A young writer returns to a country hotel, looking for the maid who he became obsessed with the year before. But when he arrives, he finds that she is dead, an apparent suicide. Not convinced that she would kill herself, he determines to find out exactly what happened…
Unusual early Giallo film from writer-directors Luigi Bazzoni and Franco Rossellini, with help on script duties from Giulio Questi (‘Death Laid An Egg’ (1968)). Although ostensively a fairly standard murder-mystery, the filmmakers deliver an intriguing puzzle piece, with an unconventional narrative that beguiles and wrong foots the audience on a regular basis.
Bernard (Peter Baldwin) returns to the coast where he spent some time the previous year at a quiet hotel run by middle-aged Enrico (Salvo Randone) and his daughter, Irma (Valentina Cortese). He’s supposed to be there to write, but he’s really looking to reacquaint himself with pretty blonde maid Tilde (Virna Lisi). Unfortunately, he discovers that she’s dead. According to Randone, she committed suicide but he hears elsewhere that she was found with her throat cut down on the beach and the police never found the culprit.
Baldwin determines to investigate and contacts old acquaintance and local photographer Pier Giovanni Anchisi. Despite ribbing Baldwin about his first novel (‘you’ve got too much imagination’), the two join forces, Anchisi suggesting that Lisi and Randone were lovers and that she was pregnant at the time that she died. Another suspect is Randone’s newlywed son, Marco (Philippe Leroy) who has returned from the city with sickly bride Adriana (Pia Lindstrom). She’s confined to her room during the day but wanders the beach at night and seems desperate to talk to Baldwin…
There is little remarkable about the story set up; the key here is how it’s delivered to the audience. The focal point is Baldwin, who gives a strange, detached performance. His character is very passive for a leading man, just an observer who watches events through rain-streaked windows and cracks in door panels. Although he never seems to become directly involved, the story is told from his point of view. However, it doesn’t take long to realise that we can’t really be sure what we’re seeing on the screen. Are these Baldwin’s memories (repressed or otherwise), his dreams, his conscious fantasies or actually the reality of what’s happening around him? Is it a mixture of some of these things, or maybe all of them? The ambiguity is only emphasised by a complete absence of transitions between scenes, the filmmakers seemingly determined to provide no clues.
Our main character’s behaviour is also slightly odd. Rather than ask after Lisi when he arrives at the hotel, he just waits ages for her to appear. He mentions that he glimpsed her naked with a lover the year before, but didn’t see her partner. Later on, however, he clearly ‘remembers’ that it was Randone. There’s also a striking sequence where he stares from his window at an outbuilding where Leroy is cutting up an animal carcass with a cleaver. Significant events always happen offscreen, heightening his isolation and ‘outsider’ status.
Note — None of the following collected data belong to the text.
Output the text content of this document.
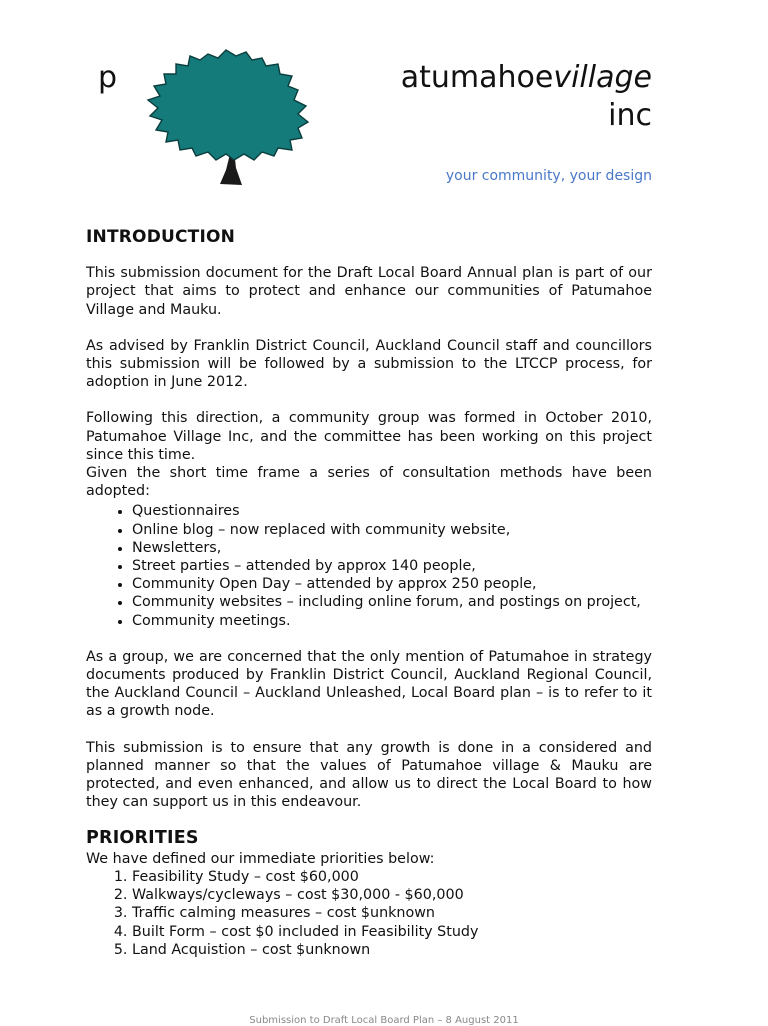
p	atumahoevillage
inc
your community, your design
INTRODUCTION

This submission document for the Draft Local Board Annual plan is part of our project that aims to protect and enhance our communities of Patumahoe Village and Mauku.

As advised by Franklin District Council, Auckland Council staff and councillors this submission will be followed by a submission to the LTCCP process, for adoption in June 2012.

Following this direction, a community group was formed in October 2010, Patumahoe Village Inc, and the committee has been working on this project since this time.

Given the short time frame a series of consultation methods have been adopted:

• Questionnaires
• Online blog – now replaced with community website,
• Newsletters,
• Street parties – attended by approx 140 people,
• Community Open Day – attended by approx 250 people,
• Community websites – including online forum, and postings on project,
• Community meetings.

As a group, we are concerned that the only mention of Patumahoe in strategy documents produced by Franklin District Council, Auckland Regional Council, the Auckland Council – Auckland Unleashed, Local Board plan – is to refer to it as a growth node.

This submission is to ensure that any growth is done in a considered and planned manner so that the values of Patumahoe village & Mauku are protected, and even enhanced, and allow us to direct the Local Board to how they can support us in this endeavour.

PRIORITIES

We have defined our immediate priorities below:

1. Feasibility Study – cost $60,000
2. Walkways/cycleways – cost $30,000 - $60,000
3. Traffic calming measures – cost $unknown
4. Built Form – cost $0 included in Feasibility Study
5. Land Acquistion – cost $unknown
Submission to Draft Local Board Plan – 8 August 2011
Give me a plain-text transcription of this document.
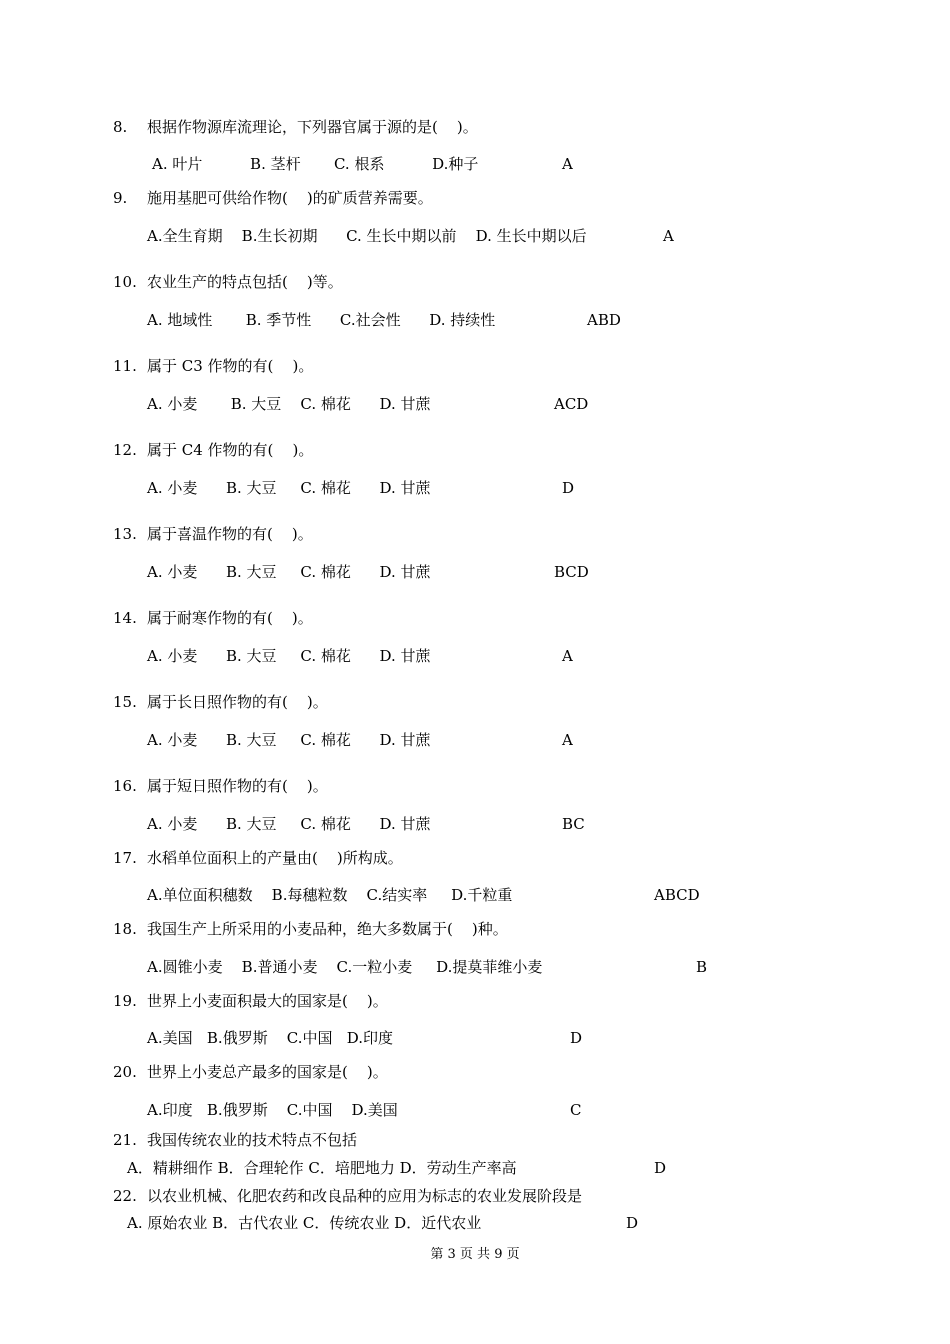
8. 根据作物源库流理论，下列器官属于源的是(    )。
A. 叶片          B. 茎杆       C. 根系          D.种子	A
9. 施用基肥可供给作物(    )的矿质营养需要。
A.全生育期    B.生长初期      C. 生长中期以前    D. 生长中期以后	A
10. 农业生产的特点包括(    )等。
A. 地域性       B. 季节性      C.社会性      D. 持续性	ABD
11. 属于 C3 作物的有(    )。
A. 小麦       B. 大豆    C. 棉花      D. 甘蔗	ACD
12. 属于 C4 作物的有(    )。
A. 小麦      B. 大豆     C. 棉花      D. 甘蔗	D
13. 属于喜温作物的有(    )。
A. 小麦      B. 大豆     C. 棉花      D. 甘蔗	BCD
14. 属于耐寒作物的有(    )。
A. 小麦      B. 大豆     C. 棉花      D. 甘蔗	A
15. 属于长日照作物的有(    )。
A. 小麦      B. 大豆     C. 棉花      D. 甘蔗	A
16. 属于短日照作物的有(    )。
A. 小麦      B. 大豆     C. 棉花      D. 甘蔗	BC
17. 水稻单位面积上的产量由(    )所构成。
A.单位面积穗数    B.每穗粒数    C.结实率     D.千粒重	ABCD
18. 我国生产上所采用的小麦品种，绝大多数属于(    )种。
A.圆锥小麦    B.普通小麦    C.一粒小麦     D.提莫菲维小麦	B
19. 世界上小麦面积最大的国家是(    )。
A.美国   B.俄罗斯    C.中国   D.印度	D
20. 世界上小麦总产最多的国家是(    )。
A.印度   B.俄罗斯    C.中国    D.美国	C
21. 我国传统农业的技术特点不包括
A．精耕细作 B．合理轮作 C．培肥地力 D．劳动生产率高	D
22. 以农业机械、化肥农药和改良品种的应用为标志的农业发展阶段是
A. 原始农业 B．古代农业 C．传统农业 D．近代农业	D
第 3 页 共 9 页
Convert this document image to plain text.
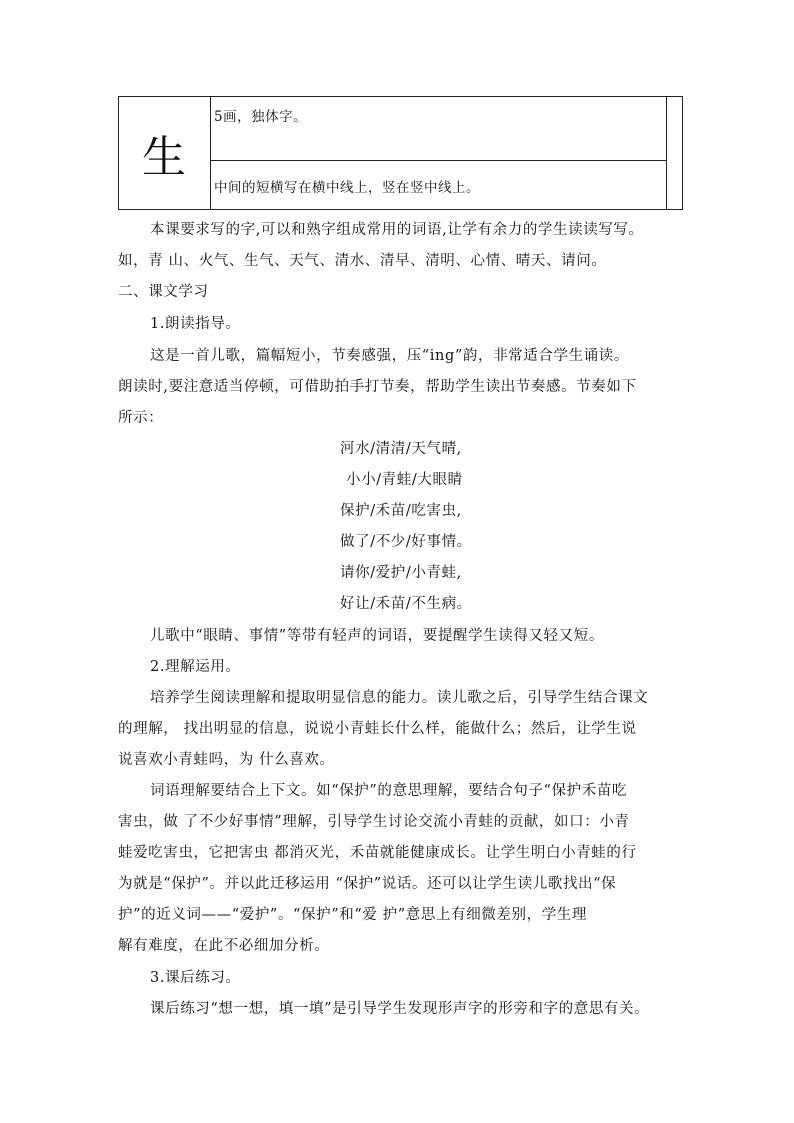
生
5画，独体字。
中间的短横写在横中线上，竖在竖中线上。
本课要求写的字,可以和熟字组成常用的词语,让学有余力的学生读读写写。
如，青 山、火气、生气、天气、清水、清早、清明、心情、晴天、请问。
二、课文学习
1.朗读指导。
这是一首儿歌，篇幅短小，节奏感强，压“ing”韵，非常适合学生诵读。
朗读时,要注意适当停顿，可借助拍手打节奏，帮助学生读出节奏感。节奏如下
所示：
河水/清清/天气晴,
小小/青蛙/大眼睛
保护/禾苗/吃害虫,
做了/不少/好事情。
请你/爱护/小青蛙,
好让/禾苗/不生病。
儿歌中“眼睛、事情”等带有轻声的词语，要提醒学生读得又轻又短。
2.理解运用。
培养学生阅读理解和提取明显信息的能力。读儿歌之后，引导学生结合课文
的理解， 找出明显的信息，说说小青蛙长什么样，能做什么；然后，让学生说
说喜欢小青蛙吗，为 什么喜欢。
词语理解要结合上下文。如“保护”的意思理解，要结合句子“保护禾苗吃
害虫，做 了不少好事情”理解，引导学生讨论交流小青蛙的贡献，如口：小青
蛙爱吃害虫，它把害虫 都消灭光，禾苗就能健康成长。让学生明白小青蛙的行
为就是“保护”。并以此迁移运用 “保护”说话。还可以让学生读儿歌找出“保
护”的近义词——“爱护”。“保护”和“爱 护”意思上有细微差别，学生理
解有难度，在此不必细加分析。
3.课后练习。
课后练习“想一想，填一填”是引导学生发现形声字的形旁和字的意思有关。
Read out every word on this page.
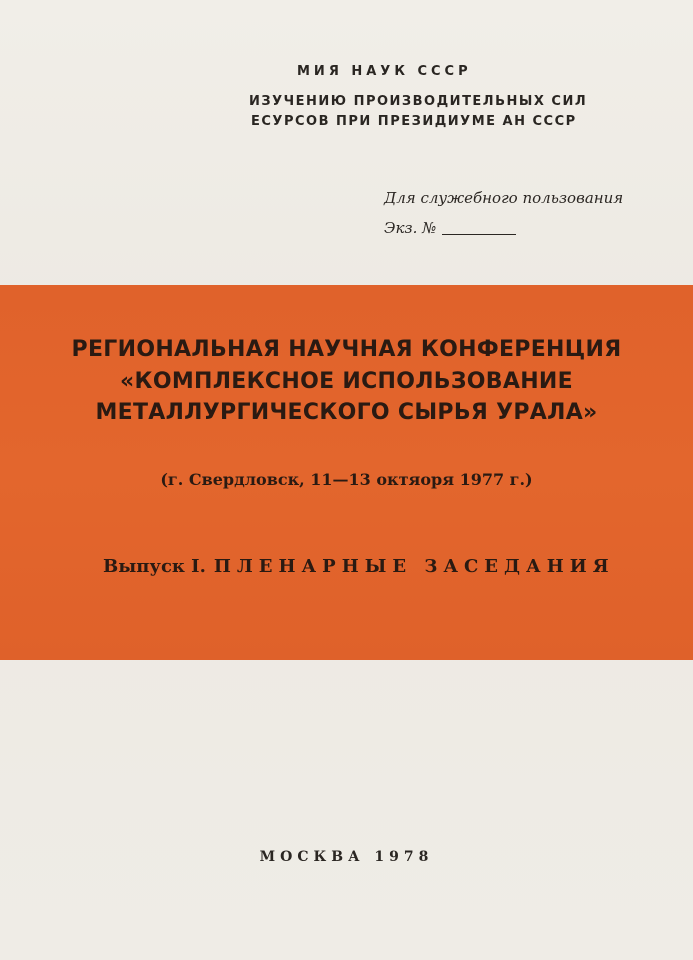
МИЯ НАУК СССР
ИЗУЧЕНИЮ ПРОИЗВОДИТЕЛЬНЫХ СИЛ
ЕСУРСОВ ПРИ ПРЕЗИДИУМЕ АН СССР
Для служебного пользования
Экз. №
РЕГИОНАЛЬНАЯ НАУЧНАЯ КОНФЕРЕНЦИЯ
«КОМПЛЕКСНОЕ ИСПОЛЬЗОВАНИЕ
МЕТАЛЛУРГИЧЕСКОГО СЫРЬЯ УРАЛА»
(г. Свердловск, 11—13 октяоря 1977 г.)
Выпуск I. ПЛЕНАРНЫЕ ЗАСЕДАНИЯ
МОСКВА 1978
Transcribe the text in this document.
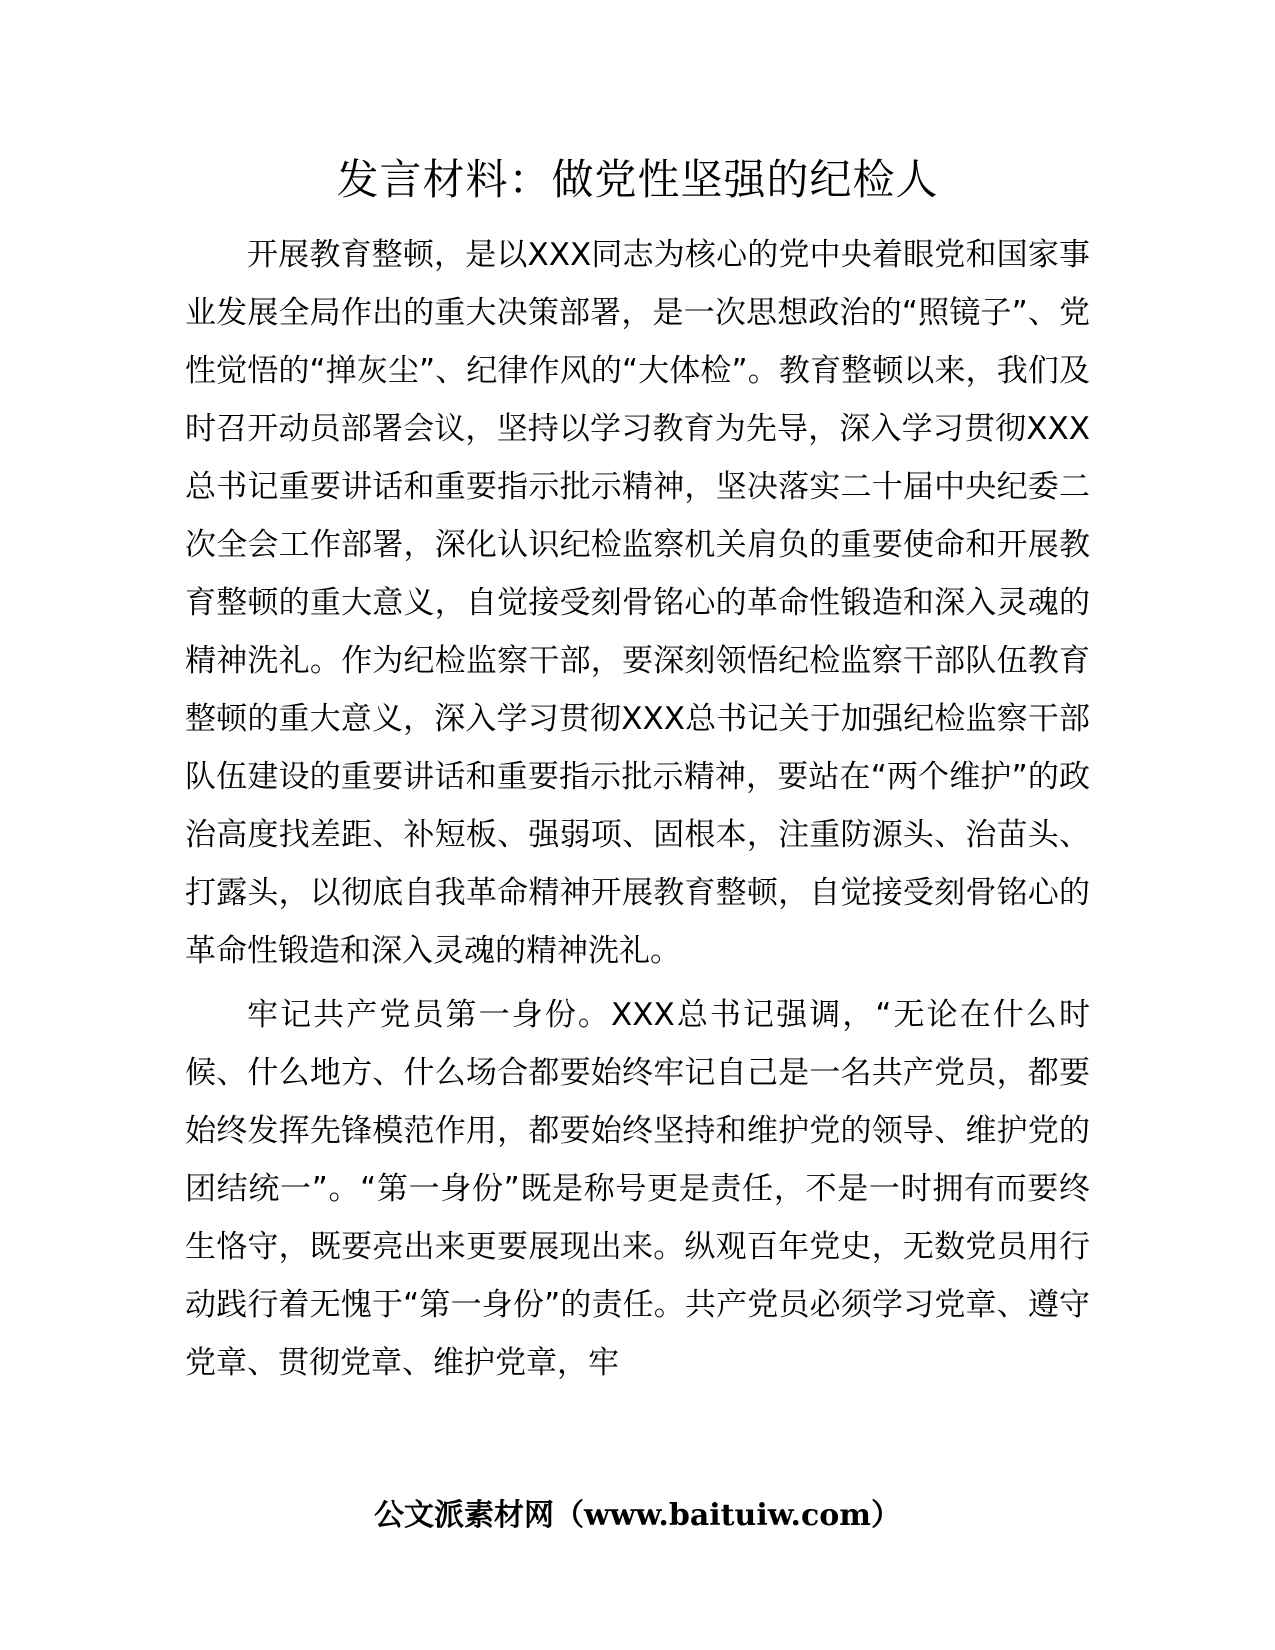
发言材料：做党性坚强的纪检人

开展教育整顿，是以XXX同志为核心的党中央着眼党和国家事业发展全局作出的重大决策部署，是一次思想政治的“照镜子”、党性觉悟的“掸灰尘”、纪律作风的“大体检”。教育整顿以来，我们及时召开动员部署会议，坚持以学习教育为先导，深入学习贯彻XXX总书记重要讲话和重要指示批示精神，坚决落实二十届中央纪委二次全会工作部署，深化认识纪检监察机关肩负的重要使命和开展教育整顿的重大意义，自觉接受刻骨铭心的革命性锻造和深入灵魂的精神洗礼。作为纪检监察干部，要深刻领悟纪检监察干部队伍教育整顿的重大意义，深入学习贯彻XXX总书记关于加强纪检监察干部队伍建设的重要讲话和重要指示批示精神，要站在“两个维护”的政治高度找差距、补短板、强弱项、固根本，注重防源头、治苗头、打露头，以彻底自我革命精神开展教育整顿，自觉接受刻骨铭心的革命性锻造和深入灵魂的精神洗礼。

牢记共产党员第一身份。XXX总书记强调，“无论在什么时候、什么地方、什么场合都要始终牢记自己是一名共产党员，都要始终发挥先锋模范作用，都要始终坚持和维护党的领导、维护党的团结统一”。“第一身份”既是称号更是责任，不是一时拥有而要终生恪守，既要亮出来更要展现出来。纵观百年党史，无数党员用行动践行着无愧于“第一身份”的责任。共产党员必须学习党章、遵守党章、贯彻党章、维护党章，牢

公文派素材网（www.baituiw.com）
Although only appearing briefly, like Du Maurier’s ‘Rebecca’ Lisi hangs over the story like an unquiet ghost, present in photographs, almost every conversation and forever in Baldwin’s thoughts. Their previous relationship is never clearly established and it remains just one of the lingering question marks after the credits have rolled. The climax seems somewhat weak at first glance with the killer revealed and all the loose ends perfunctorily tied, but is there more to it than that? The film’s final dialogue scene may just suggest otherwise. It certainly provides food for thought anyway.
Bazzoni and Rossellini conjure a fine, off-kilter atmosphere with excellent use of light and shadow and the stunning black and white photography of Leonida Barboni. Naked trees shiver in the whistling wind as the waves rush on to the desolate lake shore. Birds scream. A cemetery with strange wooden crosses lies drowned in snow. You can almost feel the cold sinking into your bones.
This was pretty much Rossellini’s only writing and directing gig with his other work in the industry almost exclusively as a producer. So it’s likely that most of the credit for this film belongs to Bazzoni, especially as he conjured a similarly weird yet beautiful atmosphere with ‘Footprints On The Moon’ (1975), a film that has cult classic stamped all over it until its dreadful ending. His only other major work were spaghetti westerns ‘Man, Pride and Vengeance’ (1967) and ‘Brothers Blue’ (1973) and well-regarded Giallo ‘The Fifth Cord’ (1971).
Certainly not for everyone, but I found this to be a smart, intriguing exercise in mystery and misdirection. Recommended.